In 1827, upon receiving a sizable inheritance Catherine McAuley was inspired to use her fortune to continue and expand these works by establishing the House of Mercy on Baggot Street in Dublin to shelter and educate women and girls. Although her original intention was to assemble a lay corps of Catholic social workers, the Archbishop of Dublin advised her to establish a religious congregation.

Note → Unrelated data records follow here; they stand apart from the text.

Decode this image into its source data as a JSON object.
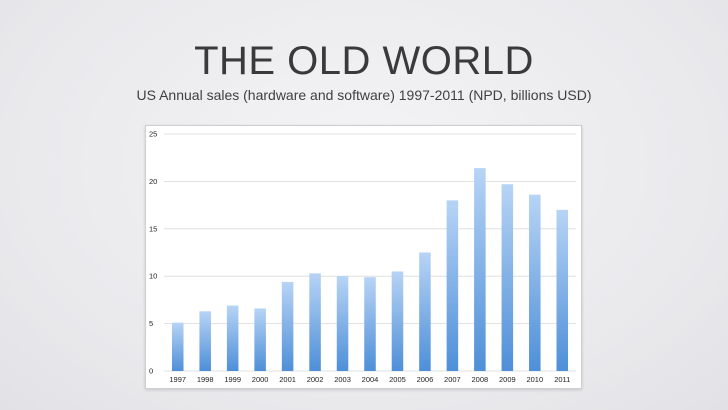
{
  "slide": {
    "title": "THE OLD WORLD",
    "subtitle": "US Annual sales (hardware and software) 1997-2011 (NPD, billions USD)"
  },
  "chart_data": {
    "type": "bar",
    "title": "",
    "xlabel": "",
    "ylabel": "",
    "categories": [
      "1997",
      "1998",
      "1999",
      "2000",
      "2001",
      "2002",
      "2003",
      "2004",
      "2005",
      "2006",
      "2007",
      "2008",
      "2009",
      "2010",
      "2011"
    ],
    "values": [
      5.1,
      6.3,
      6.9,
      6.6,
      9.4,
      10.3,
      10.0,
      9.9,
      10.5,
      12.5,
      18.0,
      21.4,
      19.7,
      18.6,
      17.0
    ],
    "ylim": [
      0,
      25
    ],
    "yticks": [
      0,
      5,
      10,
      15,
      20,
      25
    ],
    "grid": true,
    "legend": "none",
    "colors": {
      "bar_top": "#b7d4f5",
      "bar_bottom": "#4e8fd8",
      "grid": "#d9d9d9"
    }
  }
}
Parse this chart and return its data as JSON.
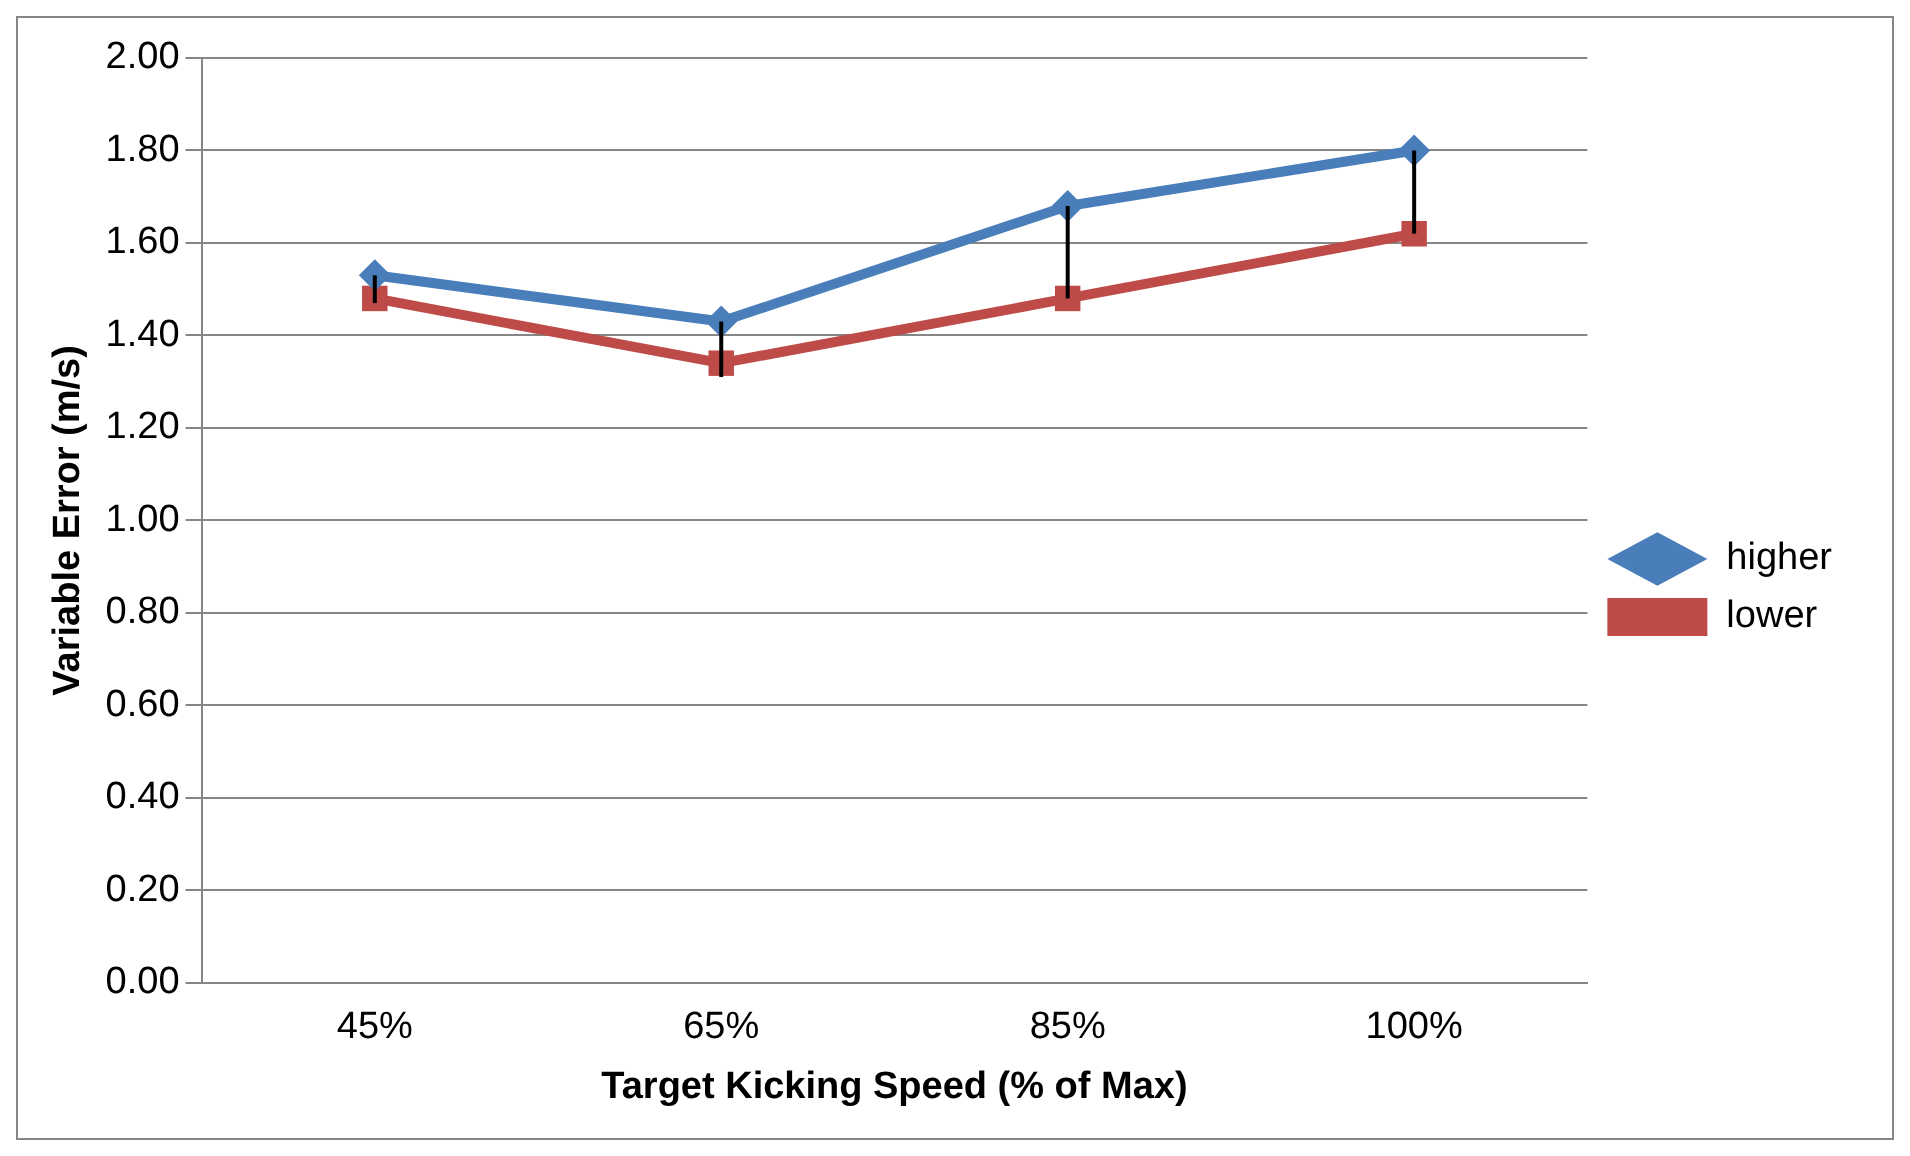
{
  "chart_data": {
    "type": "line",
    "xlabel": "Target Kicking Speed (% of Max)",
    "ylabel": "Variable Error (m/s)",
    "categories": [
      "45%",
      "65%",
      "85%",
      "100%"
    ],
    "series": [
      {
        "name": "higher",
        "color": "#4a7ebb",
        "marker": "diamond",
        "values": [
          1.53,
          1.43,
          1.68,
          1.8
        ],
        "errors": [
          [
            1.47,
            1.53
          ],
          [
            1.31,
            1.43
          ],
          [
            1.48,
            1.68
          ],
          [
            1.62,
            1.8
          ]
        ]
      },
      {
        "name": "lower",
        "color": "#be4b48",
        "marker": "square",
        "values": [
          1.48,
          1.34,
          1.48,
          1.62
        ]
      }
    ],
    "ylim": [
      0,
      2
    ],
    "yticks": [
      {
        "value": 0,
        "label": "0.00"
      },
      {
        "value": 0.2,
        "label": "0.20"
      },
      {
        "value": 0.4,
        "label": "0.40"
      },
      {
        "value": 0.6,
        "label": "0.60"
      },
      {
        "value": 0.8,
        "label": "0.80"
      },
      {
        "value": 1,
        "label": "1.00"
      },
      {
        "value": 1.2,
        "label": "1.20"
      },
      {
        "value": 1.4,
        "label": "1.40"
      },
      {
        "value": 1.6,
        "label": "1.60"
      },
      {
        "value": 1.8,
        "label": "1.80"
      },
      {
        "value": 2,
        "label": "2.00"
      }
    ],
    "grid": "y",
    "legend": "right",
    "line_style": "solid"
  }
}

Four years later in 1831, McAuley and three other women took vows of poverty, chastity and obedience, in addition to a fourth vow, pledging themselves to "the service of the poor, sick and ignorant," thus formally founding the Sisters of Mercy.

Known as the “walking nuns,” McAuley and the Sisters traveled the streets of Dublin helping the poor, and staffed a hospital during a cholera epidemic in 1832.

Although McAuley passed away in 1841 living only ten years as a Sister of Mercy, she is credited with establishing 12 foundations in Ireland and two in England. At the time of her death, there were 150 Sisters of Mercy, and shortly thereafter, small groups of sisters left Ireland to establish branches of the order in Scotland, Australia and New Zealand. At the invitation of the Bishop of Pittsburgh, Pennsylvania, the Sisters of Mercy traveled to the United States, and soon founded branches of the religious community in Baltimore, New York, Providence, Chicago and Savannah.

Through the years, Mother McAuley's mission of caring for the sick with dignity, respect and compassion continued, when four Sisters of Mercy traveled from Savannah to Atlanta in 1880 to establish Saint Joseph's, the city's first hospital. With only 50 cents among them, the Sisters were determined to further the healing ministry of Christ.

Over the last 135 years, the Sisters have kept that mission alive, inspiring the nurses, physicians, board members and all of the people who work at Emory Saint Joseph's Hospital to live that mission daily.

In honor of Mother McAuley, the McAuley Award was established 35 years ago at Emory Saint Joseph's Hospital. This monthly award is given to an employee who exemplifies Mother McAuley's life, healing ministry and spirit of providing compassionate care to those in need.

Today, through the determination of a woman driven to make a difference in early nineteenth century Ireland, more than 7,000 Sisters of Mercy continue Mother McAuley's mission around the globe through the foundation of hospitals and schools and work in pastoral and social services.